Rejection breeds obsession. This is why when you’re lover breaks up with you, you will spend an enormous amount of time thinking about this person, talking about him, wondering where she is, psycho-analyzing his behavior, diagnosing her character, and stalking him on social media. And if you’re not actually thinking or speaking of this person, a significant amount of your energy is spent on trying to distract yourself from obsessing about the relationship and what went wrong and how you could have done better.
When a rejection cuts deep, you’ll most likely hire a therapist or finally make use of the one you already have. You’ll buy self-help books ranging in topics such as narcissistic personality disorder, alcoholism, sexual trauma, attachment theories, and more. All in an effort to understand HIM, or HER.
The last thought you‘ll have before you fall asleep at night will be of your ex. Your dreams will often be hijacked by memories of him, or surreal encounters with her. And when you wake up in the morning plagued by the raw pit in your gut, the first thoughts you’ll have will be about how it’s over and you can’t believe it. Then most of your morning will be spent coming to terms with your new reality - once again.
Rejection breeds obsession. But the truth is that rejection is protection.

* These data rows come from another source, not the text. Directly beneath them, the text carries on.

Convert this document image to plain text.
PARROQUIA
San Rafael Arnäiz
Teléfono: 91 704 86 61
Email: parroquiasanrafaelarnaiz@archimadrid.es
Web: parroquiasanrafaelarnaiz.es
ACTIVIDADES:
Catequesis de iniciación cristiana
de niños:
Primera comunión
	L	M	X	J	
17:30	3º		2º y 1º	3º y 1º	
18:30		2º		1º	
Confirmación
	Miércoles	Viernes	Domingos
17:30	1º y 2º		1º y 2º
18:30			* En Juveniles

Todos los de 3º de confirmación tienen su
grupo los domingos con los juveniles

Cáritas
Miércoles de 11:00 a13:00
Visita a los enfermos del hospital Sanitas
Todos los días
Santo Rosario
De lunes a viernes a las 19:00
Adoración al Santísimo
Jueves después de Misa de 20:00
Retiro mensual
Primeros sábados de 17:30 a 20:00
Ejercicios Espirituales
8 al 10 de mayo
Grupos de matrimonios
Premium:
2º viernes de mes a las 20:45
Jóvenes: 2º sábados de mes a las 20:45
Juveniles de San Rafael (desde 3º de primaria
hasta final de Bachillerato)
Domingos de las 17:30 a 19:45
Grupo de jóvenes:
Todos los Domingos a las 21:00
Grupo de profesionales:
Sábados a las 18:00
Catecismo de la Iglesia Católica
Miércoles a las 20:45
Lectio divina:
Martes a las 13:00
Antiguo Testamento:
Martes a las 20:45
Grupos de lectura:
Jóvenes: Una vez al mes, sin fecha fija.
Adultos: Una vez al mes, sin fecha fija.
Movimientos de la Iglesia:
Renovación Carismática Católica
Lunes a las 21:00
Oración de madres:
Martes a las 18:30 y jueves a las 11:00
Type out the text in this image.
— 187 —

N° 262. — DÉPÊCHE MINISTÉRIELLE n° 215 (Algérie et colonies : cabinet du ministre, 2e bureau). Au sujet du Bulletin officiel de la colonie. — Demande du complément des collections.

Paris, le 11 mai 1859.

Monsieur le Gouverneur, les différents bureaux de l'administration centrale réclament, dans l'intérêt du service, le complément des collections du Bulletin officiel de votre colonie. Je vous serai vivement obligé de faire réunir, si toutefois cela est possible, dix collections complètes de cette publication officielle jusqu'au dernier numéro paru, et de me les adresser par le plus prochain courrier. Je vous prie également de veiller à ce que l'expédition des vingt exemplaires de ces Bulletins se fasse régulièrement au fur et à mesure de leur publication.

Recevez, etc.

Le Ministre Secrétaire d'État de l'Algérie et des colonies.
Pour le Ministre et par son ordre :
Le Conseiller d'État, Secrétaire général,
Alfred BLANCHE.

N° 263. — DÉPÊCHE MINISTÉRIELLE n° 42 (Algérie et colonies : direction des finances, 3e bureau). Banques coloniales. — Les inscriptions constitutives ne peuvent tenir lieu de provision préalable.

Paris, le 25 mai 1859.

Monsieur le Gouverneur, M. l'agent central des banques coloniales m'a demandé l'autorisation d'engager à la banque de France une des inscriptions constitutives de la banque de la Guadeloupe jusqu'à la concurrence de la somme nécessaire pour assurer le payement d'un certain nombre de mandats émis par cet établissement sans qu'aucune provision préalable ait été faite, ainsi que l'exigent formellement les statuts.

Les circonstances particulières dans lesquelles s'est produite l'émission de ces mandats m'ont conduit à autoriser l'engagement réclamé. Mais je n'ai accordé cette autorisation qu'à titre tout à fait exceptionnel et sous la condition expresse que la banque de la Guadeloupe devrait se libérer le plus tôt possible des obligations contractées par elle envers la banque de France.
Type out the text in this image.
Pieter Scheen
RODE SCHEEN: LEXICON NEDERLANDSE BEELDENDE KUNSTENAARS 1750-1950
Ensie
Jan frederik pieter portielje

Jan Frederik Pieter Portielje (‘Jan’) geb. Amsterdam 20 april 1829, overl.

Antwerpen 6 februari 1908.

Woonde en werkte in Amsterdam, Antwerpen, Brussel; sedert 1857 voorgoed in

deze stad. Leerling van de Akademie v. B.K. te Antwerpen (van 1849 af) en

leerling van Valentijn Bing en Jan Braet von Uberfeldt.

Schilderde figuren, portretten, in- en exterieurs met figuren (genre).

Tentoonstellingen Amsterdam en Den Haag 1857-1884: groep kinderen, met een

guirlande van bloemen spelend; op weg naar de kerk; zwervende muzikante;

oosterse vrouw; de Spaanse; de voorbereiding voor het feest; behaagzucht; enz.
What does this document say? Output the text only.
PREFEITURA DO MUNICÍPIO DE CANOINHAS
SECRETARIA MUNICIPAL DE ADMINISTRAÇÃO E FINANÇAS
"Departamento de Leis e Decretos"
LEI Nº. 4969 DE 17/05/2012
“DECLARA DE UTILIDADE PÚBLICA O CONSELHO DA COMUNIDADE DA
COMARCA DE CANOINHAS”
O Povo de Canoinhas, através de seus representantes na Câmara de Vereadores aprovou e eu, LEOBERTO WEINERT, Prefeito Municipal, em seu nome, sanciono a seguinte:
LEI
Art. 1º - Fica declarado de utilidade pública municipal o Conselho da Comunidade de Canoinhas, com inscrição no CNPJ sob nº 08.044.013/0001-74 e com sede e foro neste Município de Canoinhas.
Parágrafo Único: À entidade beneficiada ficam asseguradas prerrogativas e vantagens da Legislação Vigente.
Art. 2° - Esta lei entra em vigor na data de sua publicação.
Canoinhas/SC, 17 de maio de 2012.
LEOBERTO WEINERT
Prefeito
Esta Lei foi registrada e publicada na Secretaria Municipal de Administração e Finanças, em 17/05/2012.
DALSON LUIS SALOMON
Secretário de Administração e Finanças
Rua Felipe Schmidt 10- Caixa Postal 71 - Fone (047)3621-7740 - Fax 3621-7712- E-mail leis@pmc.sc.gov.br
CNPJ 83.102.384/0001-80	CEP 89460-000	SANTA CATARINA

No one likes rejection. Most hate it, despising it so much that in phobic fear, they'll do anything, often to no avail, to protect themselves from it. That's because we think rejection means we are not good enough. Not good enough to win their heart and keep it. We never consider until weeks, months or years later, when our sight becomes clearer, that the whole time there was a plan. A new direction. A new beginning. A cleaner understanding of who we are and what we need. Only then can we possibly say to ourselves, “ah, yes. Now I see.”
I’m suggesting that you say it now. Even if you’re in the chaotic center of heartbreak, say it to yourself over and over again, “rejection is protection”. Say it quietly, say it loudly. Keep reminding yourself, until you’re hypnotized by it’s truth. - a truth you know to be real, even if in your sadness you’ve decided to not believe it anymore. You will again. I promise. You already learned this. Because if someone doesn't want to walk the long walk with you anymore, they’re not your person. And in time, you will look back and know the truth so hard that you’ll likely thank the universe or god or whatever you believe for ending something that needed to end in order for you to be free.
Don’t deny your hurt. In fact, acknowledge it and then appreciate it with all your might. Take your time. Appreciate that your pain, anger, and disappointment all have messages for you - messages that only you can discern. But when you find yourself lost within the darker crevices of your mind, ruminating about what happened, obsessing about what could have been, trying to figure it out and problem solve….take a very deep breath. Splash some water on your face, stretch your arms above your head, and remind yourself of the truth. A gospel that’s waiting for that inevitable day when you’ll wake up and embrace it.